A lot of people cite these numbers as cynics or to dissuade others' optimism, but if you actually work in the field and know what it was like just 5 years ago, these numbers should be extremely worrying to everyone who's afraid of automation. Even that linked paper from 2021 is already outdated. We don't need another revolution, we just need maybe a dozen small to medium insights. The steps from GPT3 to 3.5 alone were pretty straightforward and yet they already created a small revolution in LLM usefulness. Model scale used to slow down the pace of research for a moment, but with so many big companies jumping on the train now, you can expect research to accelerate again.
The training data contains tons of false information and the training objective is simply to reproduce that information. It's not at all surprising that these models fail to distinguish truth from falsehood, and no incremental change will change that. The problem is paradigmatic. And calling people cynics for pointing out the obvious and serious shortcomings of these models is poor form IMO.
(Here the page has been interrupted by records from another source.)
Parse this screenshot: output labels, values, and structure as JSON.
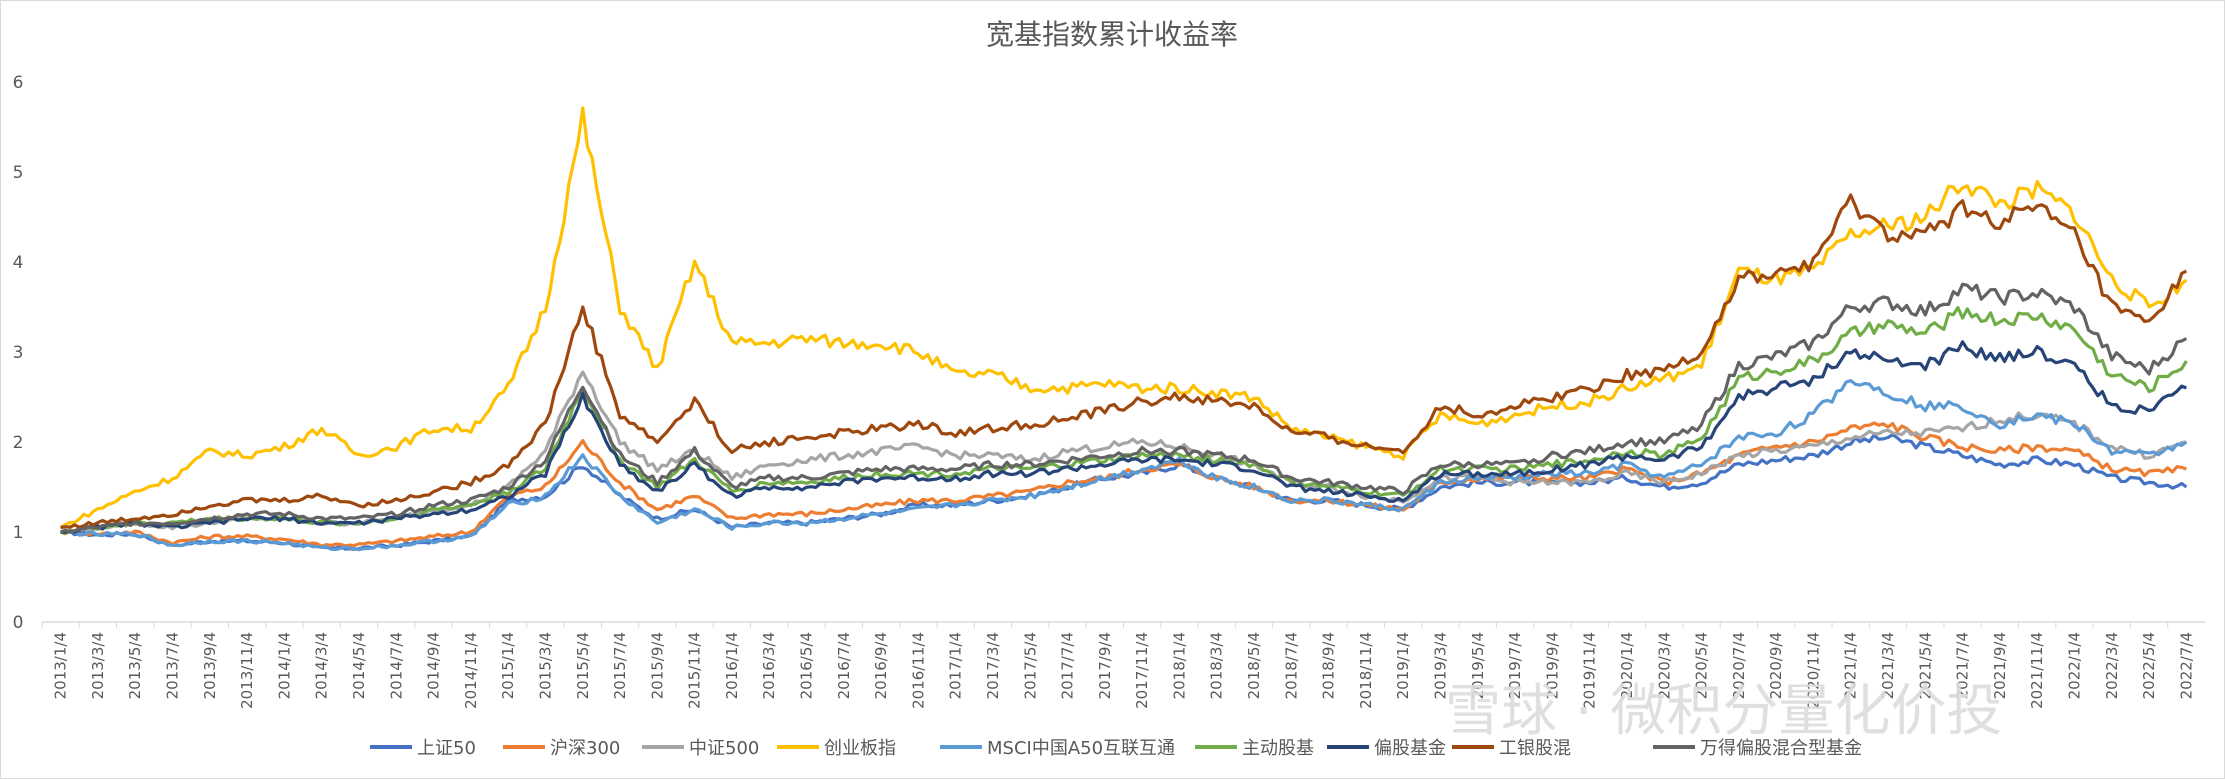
{
  "chart_data": {
    "type": "line",
    "title": "宽基指数累计收益率",
    "ylim": [
      0,
      6
    ],
    "yticks": [
      "0",
      "1",
      "2",
      "3",
      "4",
      "5",
      "6"
    ],
    "xlabel": "",
    "ylabel": "",
    "grid": false,
    "legend_position": "bottom",
    "x": [
      "2013/1/4",
      "2013/3/4",
      "2013/5/4",
      "2013/7/4",
      "2013/9/4",
      "2013/11/4",
      "2014/1/4",
      "2014/3/4",
      "2014/5/4",
      "2014/7/4",
      "2014/9/4",
      "2014/11/4",
      "2015/1/4",
      "2015/3/4",
      "2015/5/4",
      "2015/7/4",
      "2015/9/4",
      "2015/11/4",
      "2016/1/4",
      "2016/3/4",
      "2016/5/4",
      "2016/7/4",
      "2016/9/4",
      "2016/11/4",
      "2017/1/4",
      "2017/3/4",
      "2017/5/4",
      "2017/7/4",
      "2017/9/4",
      "2017/11/4",
      "2018/1/4",
      "2018/3/4",
      "2018/5/4",
      "2018/7/4",
      "2018/9/4",
      "2018/11/4",
      "2019/1/4",
      "2019/3/4",
      "2019/5/4",
      "2019/7/4",
      "2019/9/4",
      "2019/11/4",
      "2020/1/4",
      "2020/3/4",
      "2020/5/4",
      "2020/7/4",
      "2020/9/4",
      "2020/11/4",
      "2021/1/4",
      "2021/3/4",
      "2021/5/4",
      "2021/7/4",
      "2021/9/4",
      "2021/11/4",
      "2022/1/4",
      "2022/3/4",
      "2022/5/4",
      "2022/7/4"
    ],
    "series": [
      {
        "name": "上证50",
        "color": "#4472c4",
        "values": [
          1.0,
          0.97,
          0.98,
          0.85,
          0.9,
          0.9,
          0.88,
          0.82,
          0.82,
          0.85,
          0.9,
          0.95,
          1.35,
          1.4,
          1.75,
          1.4,
          1.15,
          1.25,
          1.05,
          1.1,
          1.1,
          1.15,
          1.2,
          1.3,
          1.3,
          1.35,
          1.4,
          1.5,
          1.6,
          1.65,
          1.75,
          1.6,
          1.5,
          1.35,
          1.35,
          1.3,
          1.25,
          1.5,
          1.55,
          1.55,
          1.55,
          1.55,
          1.6,
          1.5,
          1.55,
          1.75,
          1.8,
          1.85,
          2.0,
          2.05,
          1.95,
          1.85,
          1.75,
          1.8,
          1.75,
          1.6,
          1.55,
          1.5
        ]
      },
      {
        "name": "沪深300",
        "color": "#ed7d31",
        "values": [
          1.0,
          0.98,
          1.0,
          0.88,
          0.95,
          0.95,
          0.92,
          0.86,
          0.86,
          0.9,
          0.95,
          1.0,
          1.4,
          1.5,
          2.0,
          1.55,
          1.25,
          1.4,
          1.15,
          1.2,
          1.2,
          1.25,
          1.3,
          1.35,
          1.35,
          1.4,
          1.45,
          1.55,
          1.6,
          1.7,
          1.75,
          1.6,
          1.5,
          1.35,
          1.35,
          1.3,
          1.25,
          1.55,
          1.6,
          1.6,
          1.6,
          1.6,
          1.7,
          1.55,
          1.65,
          1.85,
          1.95,
          2.0,
          2.15,
          2.2,
          2.05,
          1.95,
          1.9,
          1.95,
          1.9,
          1.7,
          1.65,
          1.7
        ]
      },
      {
        "name": "中证500",
        "color": "#a5a5a5",
        "values": [
          1.0,
          1.05,
          1.1,
          1.05,
          1.1,
          1.15,
          1.15,
          1.1,
          1.1,
          1.15,
          1.25,
          1.3,
          1.5,
          1.9,
          2.8,
          2.0,
          1.7,
          1.9,
          1.6,
          1.75,
          1.8,
          1.85,
          1.9,
          1.95,
          1.85,
          1.85,
          1.8,
          1.9,
          1.95,
          2.0,
          1.95,
          1.85,
          1.75,
          1.55,
          1.5,
          1.4,
          1.35,
          1.6,
          1.6,
          1.55,
          1.55,
          1.55,
          1.65,
          1.55,
          1.65,
          1.85,
          1.9,
          1.95,
          2.05,
          2.1,
          2.1,
          2.15,
          2.25,
          2.3,
          2.2,
          1.95,
          1.85,
          2.0
        ]
      },
      {
        "name": "创业板指",
        "color": "#ffc000",
        "values": [
          1.05,
          1.25,
          1.45,
          1.6,
          1.9,
          1.85,
          1.95,
          2.15,
          1.85,
          1.95,
          2.15,
          2.15,
          2.6,
          3.5,
          5.6,
          3.5,
          2.8,
          4.0,
          3.1,
          3.1,
          3.15,
          3.1,
          3.1,
          3.0,
          2.75,
          2.75,
          2.6,
          2.6,
          2.65,
          2.6,
          2.6,
          2.55,
          2.5,
          2.15,
          2.05,
          1.95,
          1.85,
          2.3,
          2.2,
          2.3,
          2.4,
          2.45,
          2.6,
          2.7,
          2.85,
          3.9,
          3.8,
          3.9,
          4.3,
          4.4,
          4.5,
          4.9,
          4.65,
          4.8,
          4.55,
          3.8,
          3.5,
          3.8
        ]
      },
      {
        "name": "MSCI中国A50互联互通",
        "color": "#5b9bd5",
        "values": [
          1.0,
          0.97,
          0.98,
          0.85,
          0.9,
          0.9,
          0.88,
          0.82,
          0.82,
          0.85,
          0.9,
          0.95,
          1.3,
          1.4,
          1.85,
          1.4,
          1.1,
          1.25,
          1.05,
          1.1,
          1.1,
          1.15,
          1.2,
          1.25,
          1.3,
          1.35,
          1.4,
          1.5,
          1.6,
          1.7,
          1.8,
          1.6,
          1.5,
          1.35,
          1.35,
          1.3,
          1.25,
          1.55,
          1.6,
          1.6,
          1.65,
          1.65,
          1.75,
          1.6,
          1.75,
          2.05,
          2.1,
          2.3,
          2.7,
          2.55,
          2.4,
          2.4,
          2.2,
          2.3,
          2.2,
          1.9,
          1.85,
          2.0
        ]
      },
      {
        "name": "主动股基",
        "color": "#70ad47",
        "values": [
          1.0,
          1.05,
          1.1,
          1.1,
          1.15,
          1.15,
          1.15,
          1.1,
          1.1,
          1.15,
          1.25,
          1.3,
          1.45,
          1.7,
          2.6,
          1.8,
          1.5,
          1.8,
          1.45,
          1.55,
          1.55,
          1.6,
          1.65,
          1.65,
          1.65,
          1.7,
          1.7,
          1.75,
          1.8,
          1.85,
          1.85,
          1.8,
          1.75,
          1.55,
          1.5,
          1.45,
          1.4,
          1.7,
          1.7,
          1.7,
          1.75,
          1.8,
          1.9,
          1.85,
          2.05,
          2.7,
          2.8,
          2.9,
          3.2,
          3.3,
          3.2,
          3.45,
          3.35,
          3.4,
          3.25,
          2.75,
          2.6,
          2.9
        ]
      },
      {
        "name": "偏股基金",
        "color": "#264478",
        "values": [
          1.0,
          1.05,
          1.1,
          1.05,
          1.1,
          1.15,
          1.15,
          1.1,
          1.1,
          1.15,
          1.2,
          1.25,
          1.4,
          1.65,
          2.5,
          1.75,
          1.45,
          1.75,
          1.4,
          1.5,
          1.5,
          1.55,
          1.6,
          1.6,
          1.6,
          1.65,
          1.65,
          1.7,
          1.75,
          1.8,
          1.8,
          1.75,
          1.7,
          1.5,
          1.45,
          1.4,
          1.35,
          1.65,
          1.65,
          1.65,
          1.7,
          1.75,
          1.85,
          1.8,
          1.95,
          2.5,
          2.6,
          2.7,
          3.0,
          2.9,
          2.85,
          3.05,
          2.95,
          3.0,
          2.85,
          2.4,
          2.35,
          2.6
        ]
      },
      {
        "name": "工银股混",
        "color": "#9e480e",
        "values": [
          1.05,
          1.1,
          1.15,
          1.2,
          1.3,
          1.35,
          1.35,
          1.4,
          1.3,
          1.35,
          1.45,
          1.55,
          1.75,
          2.2,
          3.5,
          2.3,
          2.0,
          2.45,
          1.9,
          2.0,
          2.05,
          2.1,
          2.15,
          2.2,
          2.1,
          2.15,
          2.2,
          2.25,
          2.35,
          2.45,
          2.5,
          2.45,
          2.4,
          2.1,
          2.05,
          1.95,
          1.9,
          2.4,
          2.3,
          2.4,
          2.5,
          2.6,
          2.75,
          2.8,
          3.0,
          3.8,
          3.85,
          4.0,
          4.65,
          4.3,
          4.3,
          4.6,
          4.45,
          4.6,
          4.3,
          3.5,
          3.3,
          3.9
        ]
      },
      {
        "name": "万得偏股混合型基金",
        "color": "#636363",
        "values": [
          1.0,
          1.05,
          1.1,
          1.1,
          1.15,
          1.2,
          1.2,
          1.15,
          1.15,
          1.2,
          1.3,
          1.35,
          1.5,
          1.8,
          2.65,
          1.85,
          1.55,
          1.9,
          1.5,
          1.6,
          1.6,
          1.65,
          1.7,
          1.7,
          1.7,
          1.75,
          1.75,
          1.8,
          1.85,
          1.9,
          1.9,
          1.85,
          1.8,
          1.6,
          1.55,
          1.5,
          1.45,
          1.75,
          1.75,
          1.75,
          1.85,
          1.9,
          2.0,
          2.0,
          2.2,
          2.85,
          2.95,
          3.1,
          3.5,
          3.55,
          3.45,
          3.7,
          3.6,
          3.65,
          3.5,
          2.95,
          2.8,
          3.15
        ]
      }
    ]
  },
  "watermark": "雪球 · 微积分量化价投"
}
The large corpus of text is only necessary to grasp the structure and nuance of language itself. Answering questions 1. in a friendly manner and 2. truthfully is a matter of fine-tuning as the latest developments around GPT3.5 clearly show. And with approaches like indexGPT the usage of external knowledge bases that can even be corrected later is already a thing, we just need this at scale and with the correct fine tuning. The tech is way further than those cynics realize.
I'm sure you can add constraints of some sorts to build internally consistent world models. Or add stochastic outputs as has been done in computer vision to assign e.g. variances to the probabilities and determine when the model is out if its depth (and automatically query external databases to remove the uncertainty / read up on the topic..)
If you actually follow the literature, you'll find that there is tons of evidence that the seemingly "simple" transformer architecture might actually work pretty similar to the way the human brain is believed to work.